The FDA's patient preference guidance explicitly references the benefit-risk framework as the primary use case for patient preference information. WTP estimates from DCE studies inform two aspects of benefit-risk assessment: the relative importance of different benefits and risks; and the acceptable trade-off rates between benefits and risks.

For HTA submissions, WTP estimates from patient preference studies can be combined with clinical evidence to calculate quality-adjusted measures of patient benefit that inform cost-effectiveness analysis. NICE has used patient preference evidence from DCE studies in technology appraisals for oncology and rare disease treatments.

SurveyEngine's Apollo integration produces WTP estimates with confidence intervals for all attribute parameters, formatted for inclusion in regulatory and HTA submission dossiers.


Estimating and presenting health outcome WTP

Step 1: Specify your attribute coding. WTP estimates depend critically on how attributes are coded. Continuous attributes (probability of nausea, HbA1c reduction) give WTP per unit change. Binary attributes (hair loss yes/no) give WTP for the full attribute change. Dummy-coded categorical attributes give WTP for each level relative to the base.

Step 2: Choose preference space or WTP space. For regulatory submissions, WTP space estimation is preferred because it provides more reliable confidence intervals. For exploratory analysis, preference space is often adequate.

Step 3: Calculate benefit-risk trade-offs. Express WTP in clinically meaningful terms: the acceptable increase in probability of severe adverse effect (expressed in percentage points) for a specified improvement in efficacy. This is: -(WTP_efficacy / WTP_AE) where WTP is measured in probability units.

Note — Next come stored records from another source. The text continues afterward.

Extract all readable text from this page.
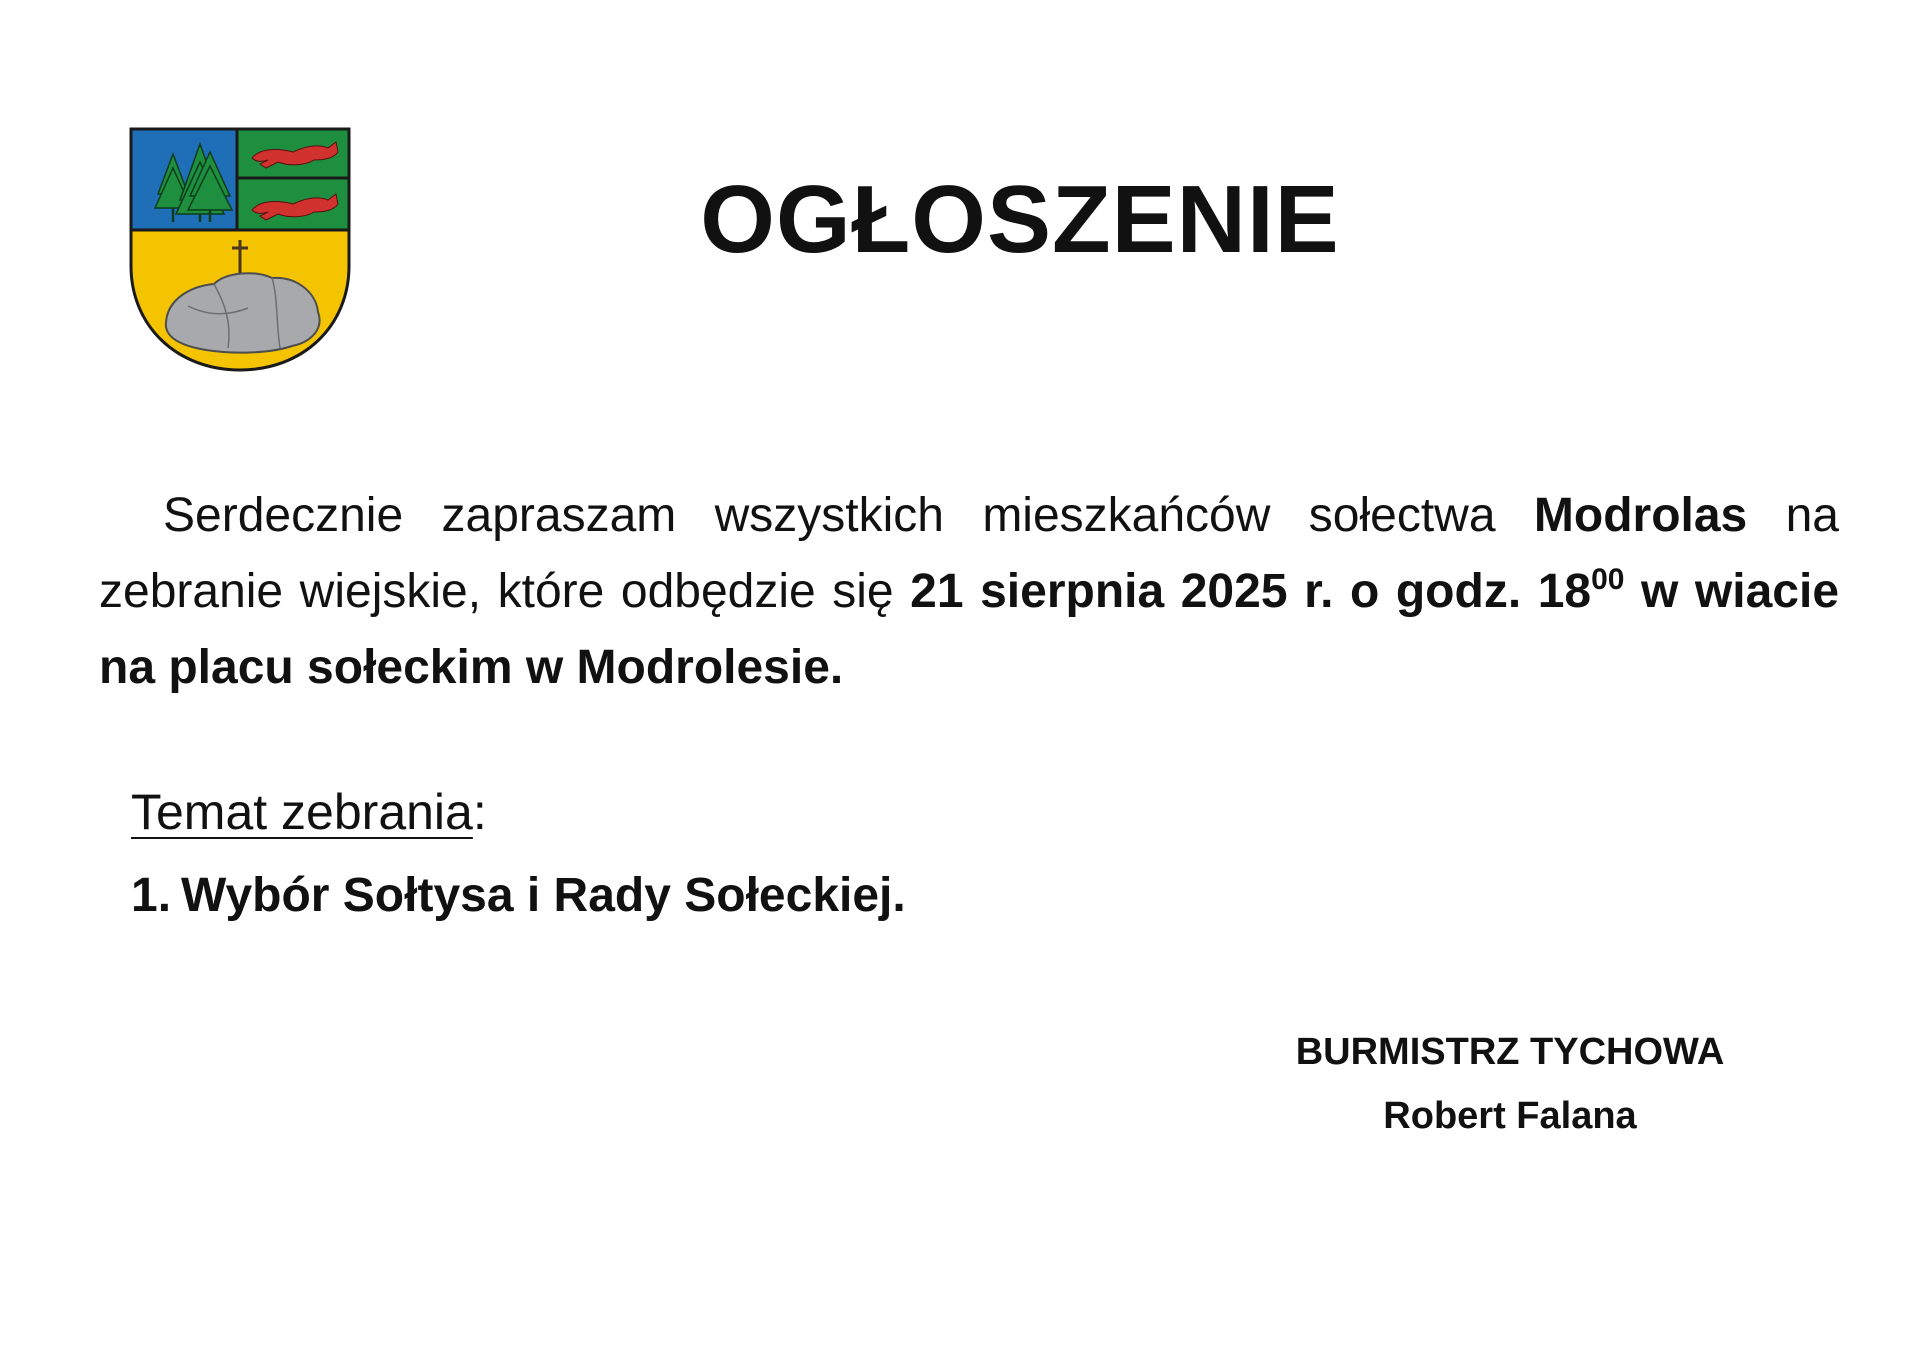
OGŁOSZENIE

Serdecznie zapraszam wszystkich mieszkańców sołectwa Modrolas na zebranie wiejskie, które odbędzie się 21 sierpnia 2025 r. o godz. $18^{00}$ w wiacie na placu sołeckim w Modrolesie.

Temat zebrania:
1. Wybór Sołtysa i Rady Sołeckiej.
BURMISTRZ TYCHOWA
Robert Falana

Step 4: Apply minimum detectable WTP thresholds. For each attribute, calculate the minimum WTP estimate that is statistically distinguishable from zero. Attributes with WTP estimates below this threshold are not reliably influencing patient choice.

Step 5: Segment by patient characteristics. If your sample size allows, estimate WTP separately for patient sub-groups (treatment-naive vs treatment-experienced, disease severity sub-groups). Heterogeneity in WTP across sub-groups is both scientifically interesting and clinically relevant.

Worked example - benefit-risk trade-off in rheumatology

A patient preference study for a rheumatoid arthritis treatment produces WTP estimates: ACR50 response improvement 10 percentage points = WTP £28/month; probability of serious infection increase 1 percentage point = WTP -£42/month (i.e. patients would need a £42/month cost reduction to accept a 1 pp increase in serious infection risk).

The benefit-risk trade-off: patients are willing to accept a 0.67 percentage point increase in serious infection risk per 10 percentage point improvement in ACR50 response (28/42 = 0.67). This trade-off rate informs the FDA benefit-risk framework, suggesting patients weigh a 10pp efficacy gain roughly equivalent to a 0.7pp safety cost.